IMRG Fashion and Beauty Connect Review
The Pixel was thrilled to attend the IMRG Beauty and Fashion Connect event on Wednesday 12th February as a Gold Sponsor. With over 23 years of experience helping retail brands grow, we’ve always been passionate about staying ahead of industry trends and supporting the retail community. Partnering with IMRG for the year ahead as a Gold Sponsor was a natural choice for us. We know that data-driven insights are the key to success in today’s fast-moving retail landscape, and this event provided an excellent opportunity to engage with brands, share knowledge, and exchange ideas on what’s driving success in fashion and beauty retail right now.
On the day, our team had some fantastic conversations with retailers and gained valuable insights from the IMRG team. Here are some of the key takeaways:
Key Data Insights from the Day:
Health & Beauty Booming, Clothing Facing Challenges
For 2024, IMRG forecasted a 7% YoY revenue uplift for the Health & Beauty sector, but the actual results exceeded expectations with an impressive 17.8% YoY growth. Meanwhile, the Clothing sector faced tougher conditions, with a -3.8% downturn, slightly more than the predicted -2% decline.

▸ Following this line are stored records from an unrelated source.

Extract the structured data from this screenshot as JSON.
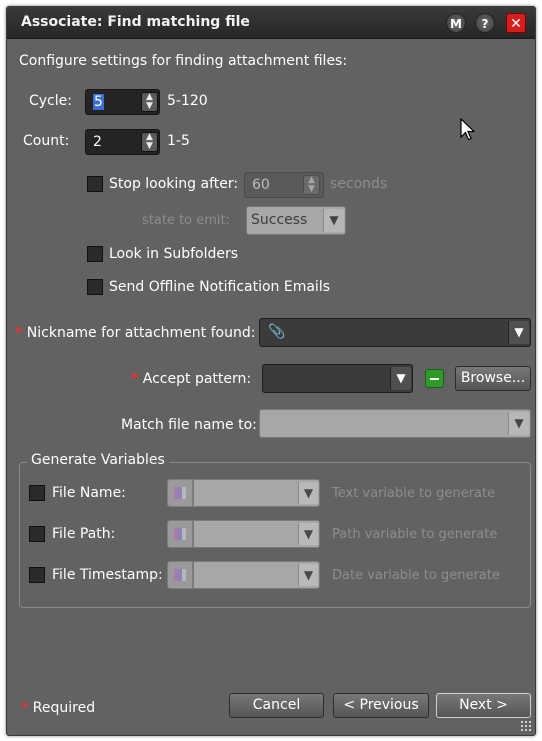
{
  "dialog": {
    "title": "Associate: Find matching file",
    "title_buttons": {
      "m": "M",
      "help": "?",
      "close": "✕"
    },
    "description": "Configure settings for finding attachment files:"
  },
  "cycle": {
    "label": "Cycle:",
    "value": "5",
    "range": "5-120"
  },
  "count": {
    "label": "Count:",
    "value": "2",
    "range": "1-5"
  },
  "stop_looking": {
    "label": "Stop looking after:",
    "value": "60",
    "unit": "seconds",
    "checked": false
  },
  "state_to_emit": {
    "label": "state to emit:",
    "value": "Success"
  },
  "look_in_subfolders": {
    "label": "Look in Subfolders",
    "checked": false
  },
  "send_offline": {
    "label": "Send Offline Notification Emails",
    "checked": false
  },
  "nickname": {
    "label": "Nickname for attachment found:",
    "value": ""
  },
  "accept_pattern": {
    "label": "Accept pattern:",
    "value": "",
    "browse_label": "Browse..."
  },
  "match_file_name": {
    "label": "Match file name to:",
    "value": ""
  },
  "generate_variables": {
    "title": "Generate Variables",
    "rows": [
      {
        "label": "File Name:",
        "placeholder": "Text variable to generate"
      },
      {
        "label": "File Path:",
        "placeholder": "Path variable to generate"
      },
      {
        "label": "File Timestamp:",
        "placeholder": "Date variable to generate"
      }
    ]
  },
  "footer": {
    "required_label": "Required",
    "cancel": "Cancel",
    "previous": "< Previous",
    "next": "Next >"
  },
  "colors": {
    "dialog_bg": "#626262",
    "titlebar_bg": "#2e2e2e",
    "required_star": "#e8332b",
    "close_button": "#d41e1e",
    "remove_button": "#2f9a2a"
  }
}
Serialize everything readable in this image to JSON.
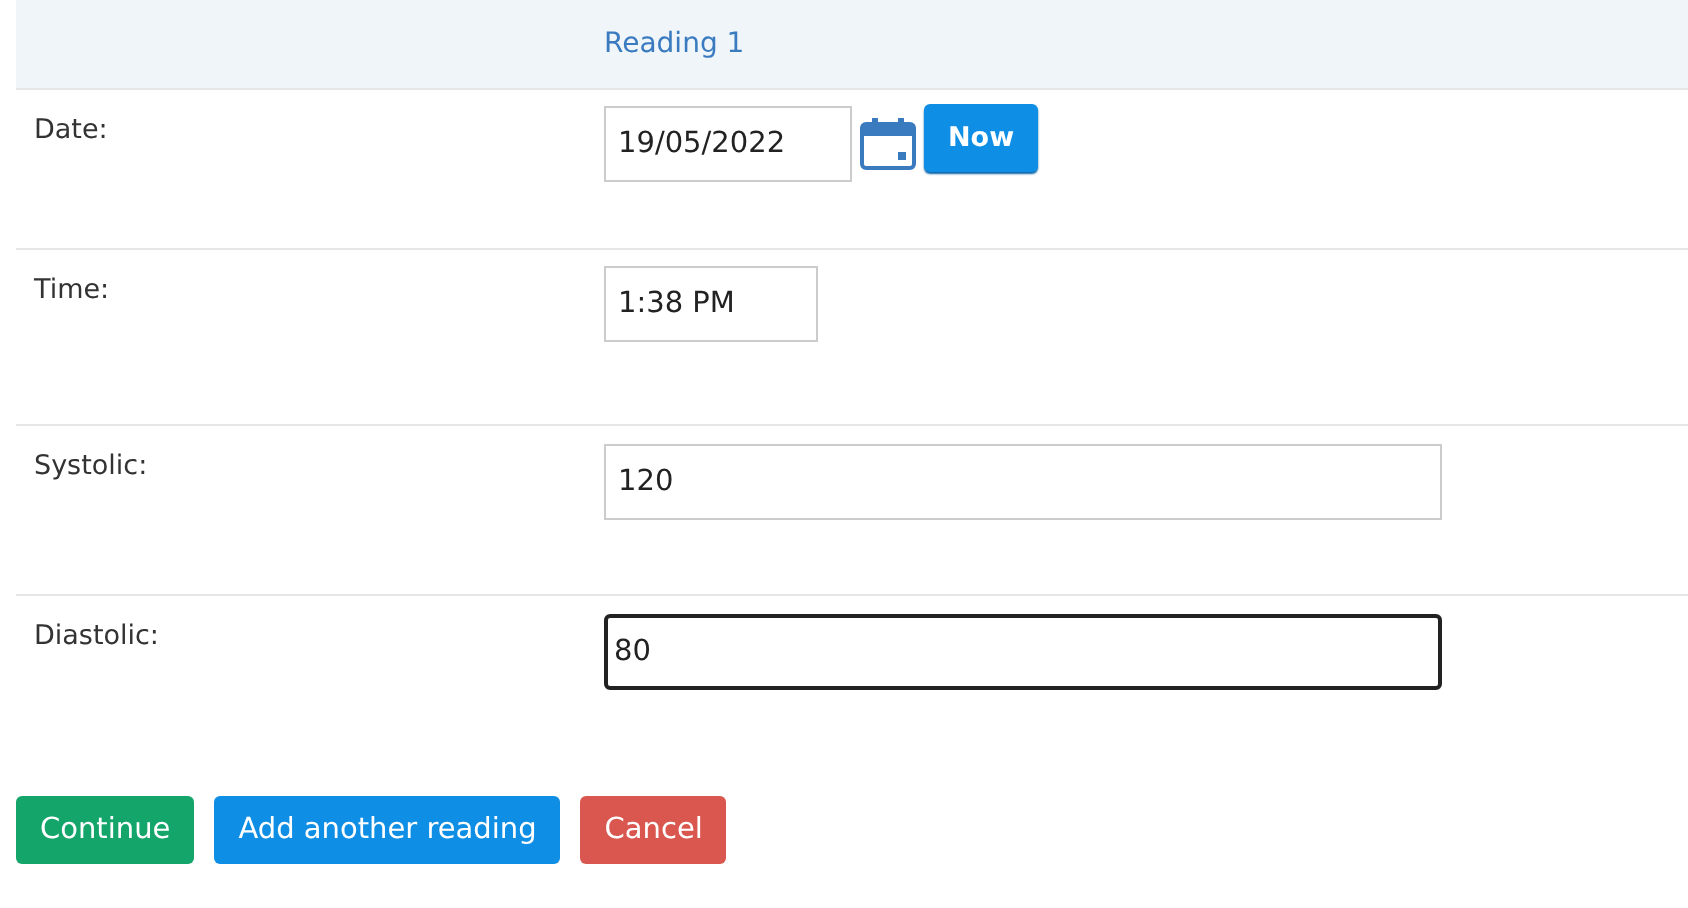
{
  "table": {
    "column_header": "Reading 1",
    "rows": [
      {
        "label": "Date:",
        "kind": "date",
        "value": "19/05/2022",
        "focused": false,
        "button": "Now"
      },
      {
        "label": "Time:",
        "kind": "time",
        "value": "1:38 PM",
        "focused": false
      },
      {
        "label": "Systolic:",
        "kind": "number",
        "value": "120",
        "focused": false
      },
      {
        "label": "Diastolic:",
        "kind": "number",
        "value": "80",
        "focused": true
      }
    ]
  },
  "buttons": [
    {
      "label": "Continue",
      "kind": "success"
    },
    {
      "label": "Add another reading",
      "kind": "primary"
    },
    {
      "label": "Cancel",
      "kind": "danger"
    }
  ]
}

Menswear Falling Behind Womenswear
Breaking it down further, Menswear saw a -7.4% annual revenue downturn, while Womenswear fared slightly better with a -4.9% decline.
Footwear is Stepping Up!
One bright spot in the clothing category was Footwear, which saw a 7.6% YoY revenue growth—a positive sign that consumers are still investing in their shoe collections.
Beauty Sector Growth is Looking Radiant
The Beauty sector continues to shine, with Haircare seeing 18.7% annual revenue growth, Makeup growing by 12.2%, and Skincare delivering 13.6% growth.
Fragrance Leads the Way in 2024
The standout category of the year was Fragrance, with a 30% YoY revenue increase—the strongest across all categories tracked. Not only did sales increase, but conversion rates also improved significantly, reaching 3.47% in H2 2024, up from 3.04% in H2 2023.
Conversion Trends: Clothing Down, Beauty Up
Across the market, the total conversion rate for H2 2024 was 3.46%, up from 3.34% in H2 2023. However, Clothing struggled, with conversion rates slipping from 2.94% in H2 2023 to 2.87% in H2 2024. In contrast, Beauty saw a strong uplift, reaching 4.30% in H2 2024, up from 3.77% the previous year.
Valentine’s Day Boost for Beauty Sales
In the week leading up to Valentine's Day, the Beauty sector saw a significant spike in customer intent, with the average ‘add to bag’ rate jumping from 18% to 26%. Love was definitely in the air for beauty purchases!
Key Takeaways from the Event – Insights from Aynsley Peet
With so much data to absorb and so many great discussions taking place, Aynsley Peet shared his key insights from the event:
- Retailers are becoming more data-driven than ever. Brands are leveraging technology and analytics to gain deeper insights into customer buying behaviour and intent.
- Data is a crucial driver for digital transformation. Many retailers are using these insights to secure board-level sign-off on major digital initiatives.
- Loyalty strategies are a big focus. Retailers are actively testing and refining new loyalty programmes to keep customers engaged and coming back.
- Personalisation is front and centre. One retailer revealed they had over 17,000 variations of their homepage—a testament to the growing demand for tailored shopping experiences. However, there’s a fine balance to strike, as over-personalisation can feel intrusive.
- Email marketing is still proving effective. Despite the rise of highly targeted campaigns, some retailers are still seeing strong results from mass email strategies like ‘Batch and Blast’ or ‘Spray and Prey’ campaigns.
The IMRG Beauty and Fashion Connect event was a fantastic opportunity to engage with retailers and gain fresh insights into what’s shaping the industry. The Pixel is looking forward to supporting retailers with the data, strategies, and digital expertise they need to thrive in an ever-changing market.